SI.com reported Few invested $353,000 with Salinas, the financial adviser who founded the Houston Select summer basketball program more than 15 years ago. A CBSSports.com report on Sunday night revealed financial ties between Salinas and 10 other coaches including former Arizona coach Lute Olson, Texas Tech's Billy Gillispie, Baylor's Scott Drew and former Utah coach and current Gonzaga assistant Ray Giacoletti.

What makes Few's involvement a potentially damaging revelation for Gonzaga is the implication that coaches were investing with Salinas in return for his influence in helping steer prospects to their programs. Among the list of college standouts Houston Select has produced the past decade is Demetri Goodson, the point guard who spent the last three seasons at Gonzaga before transferring to Baylor this offseason to play football.

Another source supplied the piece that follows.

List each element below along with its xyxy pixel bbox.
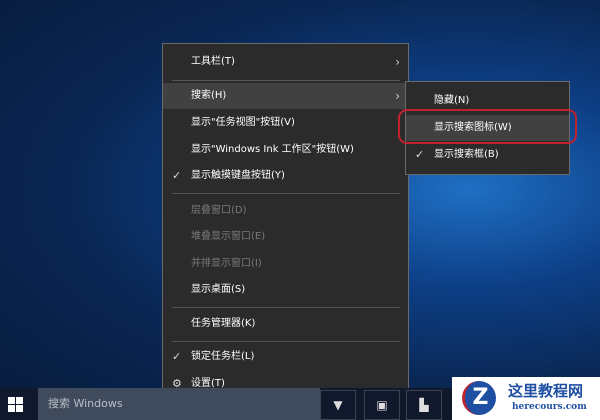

It would have been easy for Gonzaga to argue previously that the signing of Goodson had little to do with Giacoletti's financial ties to Salinas since then-assistant Leon Rice was the primary recruiter. The circumstantial evidence is more damning, however, now that we know Few apparently also is involved.

In addition to tying Few to Salinas, the SI.com report revealed several other previously unreported details:

• The dozen current or former coaches known to have invested with Salinas lost a combined $7.8 million. Gillispie's investment alone was $2.3 million; Olson's, $1.17 million; Drew's, $621,000.

• Salinas was never actually a registered investment adviser representative, and his J. David Group was never registered as an investment adviser firm with the U.S. Securities and Exchange Commission.

• Besides Few and the other coaches previously reported by CBSSports.com, former Rice, Wichita State and Cornell basketball coach Scott Thompson also invested with Salinas. His investment was most recently valued at $65,000.

It will be especially interesting to watch how the NCAA handles the murky nature of the founder of an AAU program managing college coaches' money. No existing rule prohibits coaches from investing in what they believe to be legitimate securities, but the potential conflict of interest is obvious enough that it likely won't go unpunished.